One of the most common goals is fat loss, specifically in the belly area.
We all know that achieving and maintaining proper body weight is critical to overall fitness and health and it comes with the added benefit of looking great in that swimsuit!
So, how do we go about getting that lean, flat midsection?
Lots of sit-ups must be the answer, right? Everyone’s doing them.
Here are four reasons why sit-ups don’t work. This goes for those gimmicky ab devices and weighted ab machines, as well.
1. You are not burning belly fat
One of the biggest misconceptions around is that working certain muscle groups will burn fat from that area. Sorry, spot reduction is a myth.
Fat and muscle are totally separate, very different compositions.
When we do sit-ups, we work the underlying muscle, which may cause it to grow. If the outer layer of fat remains unchanged, it may be pushed out causing the waist to actually become bigger. Not the look most of us are going for, is it?
To burn fat, we need to burn calories. We need to get the heart going with movement. Sit-ups may do that to a small degree but even housework or gardening would be a better choice.
2. You’re wasting time
So, if burning calories is the key to burning body fat, what should we be doing instead to maximize our workout time?

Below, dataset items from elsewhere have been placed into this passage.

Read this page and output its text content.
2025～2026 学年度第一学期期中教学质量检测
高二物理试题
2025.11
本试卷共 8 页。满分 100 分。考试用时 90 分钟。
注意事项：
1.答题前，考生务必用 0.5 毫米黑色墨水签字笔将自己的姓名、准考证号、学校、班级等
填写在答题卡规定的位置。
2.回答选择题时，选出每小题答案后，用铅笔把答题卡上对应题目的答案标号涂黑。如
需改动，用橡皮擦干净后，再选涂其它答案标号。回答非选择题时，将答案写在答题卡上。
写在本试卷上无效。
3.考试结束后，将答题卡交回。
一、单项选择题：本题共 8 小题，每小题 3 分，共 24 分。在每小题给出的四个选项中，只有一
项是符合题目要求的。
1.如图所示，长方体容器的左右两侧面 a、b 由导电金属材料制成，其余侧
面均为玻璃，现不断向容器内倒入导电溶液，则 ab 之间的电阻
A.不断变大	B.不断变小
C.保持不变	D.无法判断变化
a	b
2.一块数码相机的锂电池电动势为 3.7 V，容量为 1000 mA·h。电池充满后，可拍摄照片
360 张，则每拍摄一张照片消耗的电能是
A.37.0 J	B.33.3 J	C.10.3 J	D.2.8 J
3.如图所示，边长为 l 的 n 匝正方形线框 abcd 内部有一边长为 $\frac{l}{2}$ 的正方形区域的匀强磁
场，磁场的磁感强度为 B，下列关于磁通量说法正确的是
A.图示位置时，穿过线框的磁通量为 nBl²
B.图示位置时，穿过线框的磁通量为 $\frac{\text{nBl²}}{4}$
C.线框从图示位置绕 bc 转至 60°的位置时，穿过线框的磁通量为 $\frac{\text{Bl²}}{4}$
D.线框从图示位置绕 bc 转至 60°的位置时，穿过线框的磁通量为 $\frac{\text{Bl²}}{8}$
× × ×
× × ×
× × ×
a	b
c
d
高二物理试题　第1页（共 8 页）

Think C & C – compound movements and cardio.
Hit the weights! Compound exercises, meaning weight training using many muscle groups at the same time is key to efficiently shedding those extra pounds and shaping your body. Think big movements like the squat, lunge, deadlift and overhead press.
A well-designed weight workout, especially one with some fast-paced circuit training included can be a great fat burner. It’s the most effective method for this purpose and should be the priority, although I do recommend adding some additional cardio for fat burning, cardiovascular health, and conditioning.
I always advise people to try to find cardio activities they enjoy like swimming, cycling, tennis or simply walking, although many are quite content on a treadmill or elliptical trainer. We are much more likely to stick with things we like.
Using interval cardio training, meaning alternating between lower and higher intensities is a great way to strengthen the heart while burning fat.
Whatever you do, get up and get moving!
3. You already have a “six pack”
We all have muscles called rectus abdominis. In most cases, they are hidden by a layer of body fat. Achieving a defined midsection is much more about revealing what’s underneath than building what’s already there.
Our abdominal muscles are designed to support the spine and keep it straight, therefore, exercises like planks and rollouts, put the body in a safer position. They work the transverse abdominis (the deeper muscles that hold the rectus abdominis in), the obliques and the erector spinae, building a strong core which helps our overall strength, stability, and balance. Since they have many progressive variations, they can be challenging and fun alternatives.
The most important piece of the puzzle is, of course, that dreaded four letter word, diet! A sensible eating plan is a must. Remember, you can’t exercise your way out of a poor diet.
4. You’re hurting your back
So now that we have established that sit-ups and crunches are not an effective, efficient way to trim down that waistline, let’s look at the most important drawback to this approach.
You may actually be doing serious and permanent damage to your spine.
According to Stuart McGill, professor of spine biomechanics at the University of Waterloo, “There are only so many bends or ‘fatigue life’ in your spinal disks. Inside each disk is a mucus-like nucleus,” he says, “and if you keep flexing your spine and bending the disk over and over again, that nucleus slowly breaches the layers and causes a disk bulge, or a disk herniation.”
The bottom line is that even those with healthy backs, using proper form may be doing more harm than good without even knowing it. On the flip side, strengthening the core with sensible, safe exercises can help to alleviate back pain
That is not to say there is no place for crunching movements in a routine. Minimal amounts of crunches, performed with strict form can play an important role in rectus abdominis development. Just remember they won’t get you leaner.
The sit-up is an inefficient movement at best and dangerous and useless at worst. It doesn’t burn belly fat and it may cause permanent damage to your back.
So, I say, first things first. Let’s start by getting leaner and stronger.
Focusing on exercises that work the core as a whole, weight training with compound movements, cardio, and of course following a sensible eating plan is the recipe for a tight, toned tummy.